2 A Historic Perspective on Multimodality

During different historical eras, people have used various resources in their communication. In ancient Greece and Rome, speech was the predominant resource for communication. Rhetoric, which was the analytical and educational instrument of that time, highlighted that the speaker needed to make the right choices when addressing the listener, and to shape their speeches to suit the specific purpose. Also, according to rhetoric, the speaker could utilize a number of other resources than speech, such as more or less formalized gestures to underline certain aspects of the speech, variations in tempo and intonation, or placement in the room.

When people started to use written language in different contexts, the function was to keep account of money, to make new laws, to describe historical events, or to celebrate a certain person, for example a Roman emperor who had won a battle, or a Nordic viking who had traveled far away and gained a fortune. During the Middle Ages, a system for large-scale copying was developed to copy handwritten biblical texts. Here, verbal text was combined with different forms of illustrations. In addition, the interior of the medieval church is an example of a multimodal text, where biblical stories were illustrated on the ceiling, on the pulpit, or as carved images on the baptismal font.

The development of the letter press led to the possibility of mass distribution of texts. When a market for books and papers arose, information could be stored and spread to a great many more people than had previously been possible. This situation also challenged different kinds of power relations in society. The printed word also repositioned the collective memory, and when public schools were introduced, the printed word had a special status concerning learning. To be knowledgeable was more or less equivalent to being able to memorize printed words.

Well into the twentieth century, school textbooks in Western society were based on writing, and they were quite often expressed in a narrative style. These written texts were sometimes illustrated with fact-based images or reproductions of paintings. From the middle of the last century, however, we have seen a change in the relation between writing and image, and image has become more salient and important in pedagogic texts (e.g. Bezemer and Kress 2008).

Thanks to the breakthrough of digital media at the start of the new millennium, various kinds of educational games and applications for digital learning have come into play in education, at the same time as mobile phones and tablets can be used in more advanced ways (Arnseth et al. 2018; Devlin 2011; Egenfeldt-Nielsen et al. 2011; Lindstrand et al. 2016; Selander 2008; Squire 2011; Steinkuehler et al. 2012).
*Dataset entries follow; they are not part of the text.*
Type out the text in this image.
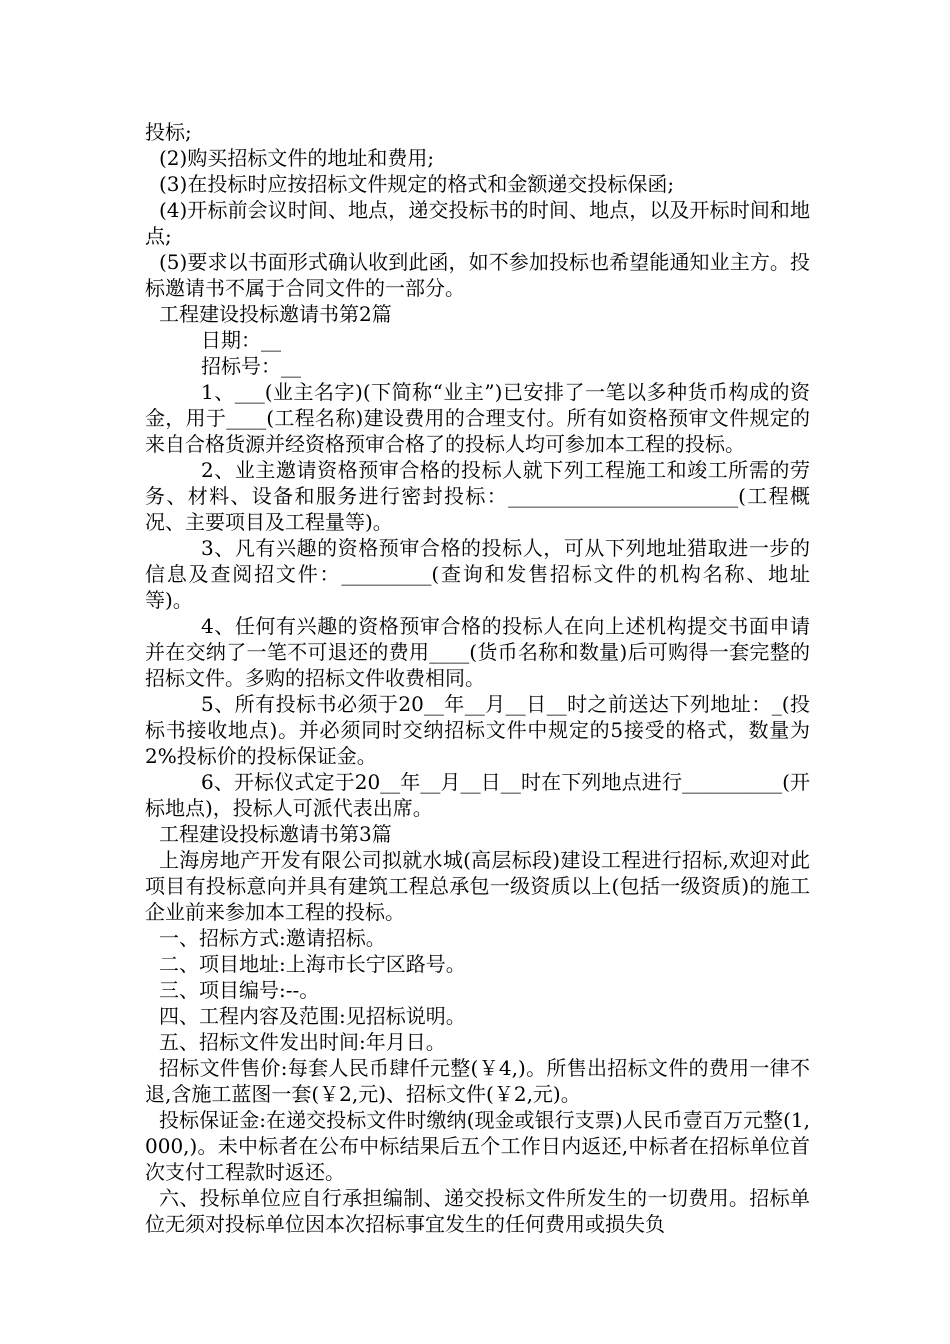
投标;

(2)购买招标文件的地址和费用;

(3)在投标时应按招标文件规定的格式和金额递交投标保函;

(4)开标前会议时间、地点，递交投标书的时间、地点，以及开标时间和地点;

(5)要求以书面形式确认收到此函，如不参加投标也希望能通知业主方。投标邀请书不属于合同文件的一部分。

工程建设投标邀请书第2篇

日期：__

招标号：__

1、___(业主名字)(下简称“业主”)已安排了一笔以多种货币构成的资金，用于____(工程名称)建设费用的合理支付。所有如资格预审文件规定的来自合格货源并经资格预审合格了的投标人均可参加本工程的投标。

2、业主邀请资格预审合格的投标人就下列工程施工和竣工所需的劳务、材料、设备和服务进行密封投标：_______________________(工程概况、主要项目及工程量等)。

3、凡有兴趣的资格预审合格的投标人，可从下列地址猎取进一步的信息及查阅招文件：_________(查询和发售招标文件的机构名称、地址等)。

4、任何有兴趣的资格预审合格的投标人在向上述机构提交书面申请并在交纳了一笔不可退还的费用____(货币名称和数量)后可购得一套完整的招标文件。多购的招标文件收费相同。

5、所有投标书必须于20__年__月__日__时之前送达下列地址：_(投标书接收地点)。并必须同时交纳招标文件中规定的5接受的格式，数量为2%投标价的投标保证金。

6、开标仪式定于20__年__月__日__时在下列地点进行__________(开标地点)，投标人可派代表出席。

工程建设投标邀请书第3篇

上海房地产开发有限公司拟就水城(高层标段)建设工程进行招标,欢迎对此项目有投标意向并具有建筑工程总承包一级资质以上(包括一级资质)的施工企业前来参加本工程的投标。

一、招标方式:邀请招标。

二、项目地址:上海市长宁区路号。

三、项目编号:--。

四、工程内容及范围:见招标说明。

五、招标文件发出时间:年月日。

招标文件售价:每套人民币肆仟元整(￥4,)。所售出招标文件的费用一律不退,含施工蓝图一套(￥2,元)、招标文件(￥2,元)。

投标保证金:在递交投标文件时缴纳(现金或银行支票)人民币壹百万元整(1,000,)。未中标者在公布中标结果后五个工作日内返还,中标者在招标单位首次支付工程款时返还。

六、投标单位应自行承担编制、递交投标文件所发生的一切费用。招标单位无须对投标单位因本次招标事宜发生的任何费用或损失负
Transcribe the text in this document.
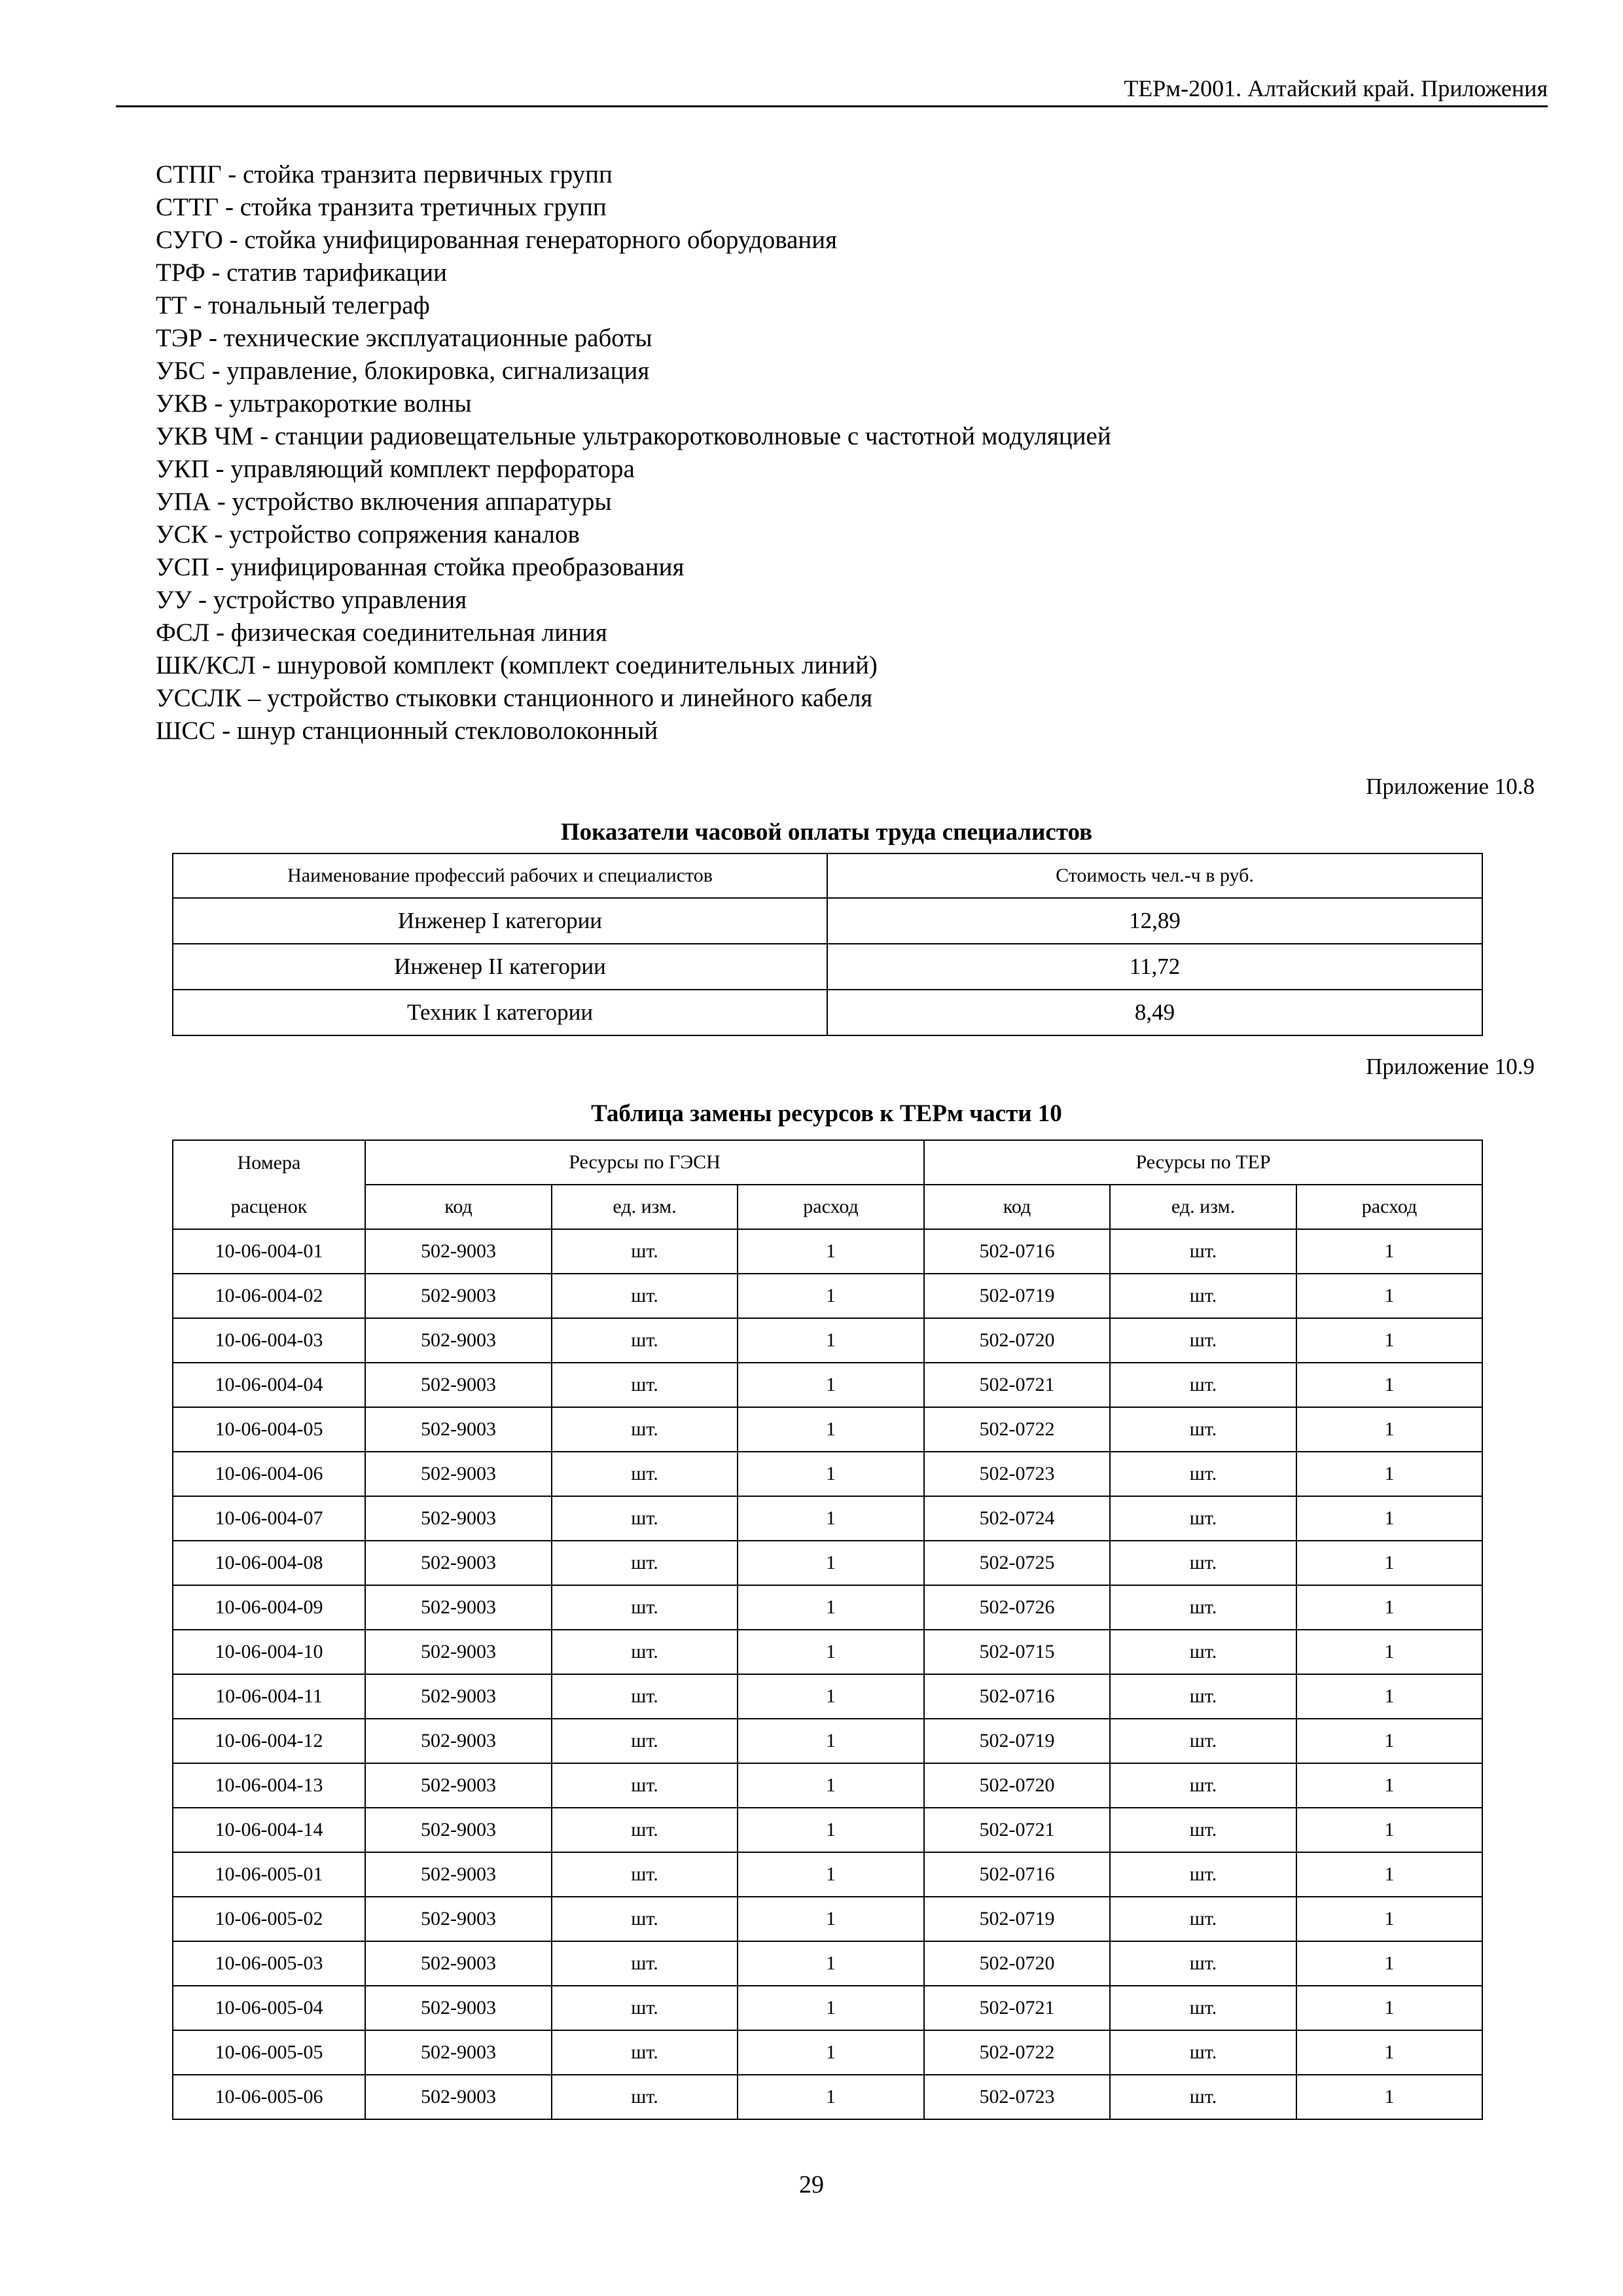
ТЕРм-2001. Алтайский край. Приложения
СТПГ - стойка транзита первичных групп
СТТГ - стойка транзита третичных групп
СУГО - стойка унифицированная генераторного оборудования
ТРФ - статив тарификации
ТТ - тональный телеграф
ТЭР - технические эксплуатационные работы
УБС - управление, блокировка, сигнализация
УКВ - ультракороткие волны
УКВ ЧМ - станции радиовещательные ультракоротковолновые с частотной модуляцией
УКП - управляющий комплект перфоратора
УПА - устройство включения аппаратуры
УСК - устройство сопряжения каналов
УСП - унифицированная стойка преобразования
УУ - устройство управления
ФСЛ - физическая соединительная линия
ШК/КСЛ - шнуровой комплект (комплект соединительных линий)
УССЛК – устройство стыковки станционного и линейного кабеля
ШСС - шнур станционный стекловолоконный
Приложение 10.8
Показатели часовой оплаты труда специалистов
Наименование профессий рабочих и специалистов	Стоимость чел.-ч в руб.
Инженер I категории	12,89
Инженер II категории	11,72
Техник I категории	8,49
Приложение 10.9
Таблица замены ресурсов к ТЕРм части 10
Номера	Ресурсы по ГЭСН			Ресурсы по ТЕР		
расценок	код	ед. изм.	расход	код	ед. изм.	расход
10-06-004-01	502-9003	шт.	1	502-0716	шт.	1
10-06-004-02	502-9003	шт.	1	502-0719	шт.	1
10-06-004-03	502-9003	шт.	1	502-0720	шт.	1
10-06-004-04	502-9003	шт.	1	502-0721	шт.	1
10-06-004-05	502-9003	шт.	1	502-0722	шт.	1
10-06-004-06	502-9003	шт.	1	502-0723	шт.	1
10-06-004-07	502-9003	шт.	1	502-0724	шт.	1
10-06-004-08	502-9003	шт.	1	502-0725	шт.	1
10-06-004-09	502-9003	шт.	1	502-0726	шт.	1
10-06-004-10	502-9003	шт.	1	502-0715	шт.	1
10-06-004-11	502-9003	шт.	1	502-0716	шт.	1
10-06-004-12	502-9003	шт.	1	502-0719	шт.	1
10-06-004-13	502-9003	шт.	1	502-0720	шт.	1
10-06-004-14	502-9003	шт.	1	502-0721	шт.	1
10-06-005-01	502-9003	шт.	1	502-0716	шт.	1
10-06-005-02	502-9003	шт.	1	502-0719	шт.	1
10-06-005-03	502-9003	шт.	1	502-0720	шт.	1
10-06-005-04	502-9003	шт.	1	502-0721	шт.	1
10-06-005-05	502-9003	шт.	1	502-0722	шт.	1
10-06-005-06	502-9003	шт.	1	502-0723	шт.	1
29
To sum up, writing and image have been used in different ways through history, and different communicative resources have played different roles in different kinds of texts. Today, a plethora of media are used in text production, and texts generally contain a variety of semiotic resources. Hence, it is important to pay attention to what kind of information is given through speech, writing, or image—or to put in another way: in what medium and through what semiotic resources is content expressed? Not least from an educational perspective, it is crucial to be able to discern how information is expressed and to realize how students are given opportunities to use different media and semiotic resources, in order to learn and to show their knowledge (Insulander et al. 2017). As a consequence, the forms for assessing and testing knowledge in educational contexts need to be developed in ways that allow for more resources than the written or spoken word.